Depuis la pandémie de Covid-19, le télétravail est devenu bien plus qu’une simple alternative ponctuelle. En 2024, près de 22 % des salariés du secteur privé en France bénéficient d’un télétravail hybride, travaillant ainsi près de deux jours par semaine à distance. Ce chiffre marque un tournant important par rapport aux 4 % observés avant la pandémie.
Le télétravail a pris une place croissante dans le quotidien des salariés. En 2019, seulement 4 % des travailleurs du secteur privé télétravaillaient de manière régulière. Aujourd’hui, ce chiffre a considérablement augmenté, et 22 % des salariés bénéficient désormais d’une organisation de travail hybride, alternant entre travail à distance et présence au bureau. Les entreprises ont massivement adopté cette organisation pour s’adapter aux besoins de leurs employés.
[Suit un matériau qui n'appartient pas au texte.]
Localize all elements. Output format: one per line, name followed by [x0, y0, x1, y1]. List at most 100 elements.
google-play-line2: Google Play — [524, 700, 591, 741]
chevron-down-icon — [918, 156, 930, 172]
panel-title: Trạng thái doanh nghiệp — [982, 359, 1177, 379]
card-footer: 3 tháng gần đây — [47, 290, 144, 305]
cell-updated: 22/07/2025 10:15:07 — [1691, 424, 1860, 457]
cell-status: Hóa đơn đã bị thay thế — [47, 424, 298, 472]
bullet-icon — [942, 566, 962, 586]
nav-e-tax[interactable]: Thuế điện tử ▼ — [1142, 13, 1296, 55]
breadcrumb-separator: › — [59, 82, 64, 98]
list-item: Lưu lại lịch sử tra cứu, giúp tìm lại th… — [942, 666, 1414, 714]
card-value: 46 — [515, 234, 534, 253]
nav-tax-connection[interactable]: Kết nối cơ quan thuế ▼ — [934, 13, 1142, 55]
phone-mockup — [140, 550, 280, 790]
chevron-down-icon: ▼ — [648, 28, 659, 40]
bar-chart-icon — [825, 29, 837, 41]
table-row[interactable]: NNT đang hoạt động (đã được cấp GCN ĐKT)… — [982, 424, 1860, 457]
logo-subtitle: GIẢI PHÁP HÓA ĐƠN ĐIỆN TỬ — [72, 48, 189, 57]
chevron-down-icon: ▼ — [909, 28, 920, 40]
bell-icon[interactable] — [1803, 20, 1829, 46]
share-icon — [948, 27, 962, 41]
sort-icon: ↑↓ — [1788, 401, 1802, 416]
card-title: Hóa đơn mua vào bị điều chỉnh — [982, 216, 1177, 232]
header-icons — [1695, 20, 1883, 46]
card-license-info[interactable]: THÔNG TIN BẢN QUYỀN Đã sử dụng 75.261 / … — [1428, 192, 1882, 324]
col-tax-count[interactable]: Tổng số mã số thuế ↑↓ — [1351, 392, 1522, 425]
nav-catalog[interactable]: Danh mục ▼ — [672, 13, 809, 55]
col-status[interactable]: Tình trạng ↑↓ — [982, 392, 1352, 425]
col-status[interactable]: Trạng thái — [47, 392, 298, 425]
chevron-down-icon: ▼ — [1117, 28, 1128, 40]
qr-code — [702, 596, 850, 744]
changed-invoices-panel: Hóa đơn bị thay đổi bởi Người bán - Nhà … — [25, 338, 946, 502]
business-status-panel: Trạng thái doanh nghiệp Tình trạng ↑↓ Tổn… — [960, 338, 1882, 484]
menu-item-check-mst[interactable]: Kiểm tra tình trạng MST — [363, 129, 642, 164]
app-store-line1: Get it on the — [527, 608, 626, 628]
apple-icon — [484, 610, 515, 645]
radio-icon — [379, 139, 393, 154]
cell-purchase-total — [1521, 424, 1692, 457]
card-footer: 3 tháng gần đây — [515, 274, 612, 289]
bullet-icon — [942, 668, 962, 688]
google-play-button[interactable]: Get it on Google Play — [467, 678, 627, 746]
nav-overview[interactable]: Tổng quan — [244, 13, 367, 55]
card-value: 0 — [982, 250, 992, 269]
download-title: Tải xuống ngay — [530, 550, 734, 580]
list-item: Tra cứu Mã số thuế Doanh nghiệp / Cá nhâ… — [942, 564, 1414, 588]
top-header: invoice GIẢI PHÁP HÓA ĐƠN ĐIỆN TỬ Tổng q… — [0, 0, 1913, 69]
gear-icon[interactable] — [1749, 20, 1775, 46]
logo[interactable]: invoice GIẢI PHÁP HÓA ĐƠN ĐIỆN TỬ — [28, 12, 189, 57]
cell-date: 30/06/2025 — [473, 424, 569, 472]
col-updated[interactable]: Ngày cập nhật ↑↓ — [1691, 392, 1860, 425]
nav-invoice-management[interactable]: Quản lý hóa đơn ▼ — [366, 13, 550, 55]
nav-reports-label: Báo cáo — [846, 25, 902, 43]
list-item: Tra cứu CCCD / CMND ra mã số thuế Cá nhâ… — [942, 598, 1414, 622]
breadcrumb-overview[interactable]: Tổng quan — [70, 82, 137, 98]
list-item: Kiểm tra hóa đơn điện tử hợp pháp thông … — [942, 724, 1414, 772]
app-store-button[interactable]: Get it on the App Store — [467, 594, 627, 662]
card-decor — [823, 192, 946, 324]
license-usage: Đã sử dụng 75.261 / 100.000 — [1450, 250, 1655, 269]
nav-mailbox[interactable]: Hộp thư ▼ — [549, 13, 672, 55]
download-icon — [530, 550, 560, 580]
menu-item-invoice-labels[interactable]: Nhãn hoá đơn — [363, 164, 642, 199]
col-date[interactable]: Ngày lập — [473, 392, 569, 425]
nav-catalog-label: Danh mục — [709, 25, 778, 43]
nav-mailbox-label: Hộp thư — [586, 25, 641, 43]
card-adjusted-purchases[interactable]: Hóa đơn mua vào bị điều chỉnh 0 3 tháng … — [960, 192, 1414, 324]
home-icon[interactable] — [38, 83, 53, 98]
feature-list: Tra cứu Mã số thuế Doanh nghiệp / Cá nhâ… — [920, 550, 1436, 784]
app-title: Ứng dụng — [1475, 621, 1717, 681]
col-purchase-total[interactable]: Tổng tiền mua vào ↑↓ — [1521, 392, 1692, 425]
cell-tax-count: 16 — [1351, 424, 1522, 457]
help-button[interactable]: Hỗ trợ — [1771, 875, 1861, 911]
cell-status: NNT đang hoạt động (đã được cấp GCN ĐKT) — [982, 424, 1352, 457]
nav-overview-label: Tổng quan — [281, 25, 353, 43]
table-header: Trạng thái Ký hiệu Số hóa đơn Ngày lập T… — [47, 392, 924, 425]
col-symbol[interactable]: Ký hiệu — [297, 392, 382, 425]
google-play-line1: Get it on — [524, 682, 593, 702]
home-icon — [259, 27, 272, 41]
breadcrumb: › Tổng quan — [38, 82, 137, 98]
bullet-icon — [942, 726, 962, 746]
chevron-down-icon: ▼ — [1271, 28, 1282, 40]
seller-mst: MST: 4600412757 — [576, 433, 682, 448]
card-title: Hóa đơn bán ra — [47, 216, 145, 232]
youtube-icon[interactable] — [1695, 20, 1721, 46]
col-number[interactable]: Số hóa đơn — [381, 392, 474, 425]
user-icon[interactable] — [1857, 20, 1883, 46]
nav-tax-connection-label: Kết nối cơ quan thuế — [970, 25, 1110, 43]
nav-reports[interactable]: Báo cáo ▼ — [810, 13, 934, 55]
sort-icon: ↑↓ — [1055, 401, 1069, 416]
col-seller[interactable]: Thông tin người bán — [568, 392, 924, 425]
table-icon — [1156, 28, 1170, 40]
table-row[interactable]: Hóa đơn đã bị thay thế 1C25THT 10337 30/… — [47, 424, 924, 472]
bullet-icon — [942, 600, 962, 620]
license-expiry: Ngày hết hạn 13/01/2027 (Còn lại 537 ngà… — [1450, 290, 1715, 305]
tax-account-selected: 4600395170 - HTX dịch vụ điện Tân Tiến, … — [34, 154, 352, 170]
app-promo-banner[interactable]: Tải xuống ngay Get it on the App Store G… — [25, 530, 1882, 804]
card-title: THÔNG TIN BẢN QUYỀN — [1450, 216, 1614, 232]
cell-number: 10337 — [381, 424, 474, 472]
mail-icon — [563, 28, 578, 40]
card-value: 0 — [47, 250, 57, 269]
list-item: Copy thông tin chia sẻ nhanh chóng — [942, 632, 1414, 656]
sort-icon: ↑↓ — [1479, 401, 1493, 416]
Les accords collectifs signés en 2022 montrent que la majorité des entreprises (près de 55 %) autorisent jusqu’à deux jours de télétravail par semaine, conformément aux recommandations de l’Association nationale des DRH. Ces accords répondent à la recherche d’un équilibre entre vie professionnelle et vie personnelle, tout en permettant aux salariés de maintenir une présence physique au bureau. Certains accords vont même plus loin, avec 2,8 % des entreprises permettant un télétravail à 100 %.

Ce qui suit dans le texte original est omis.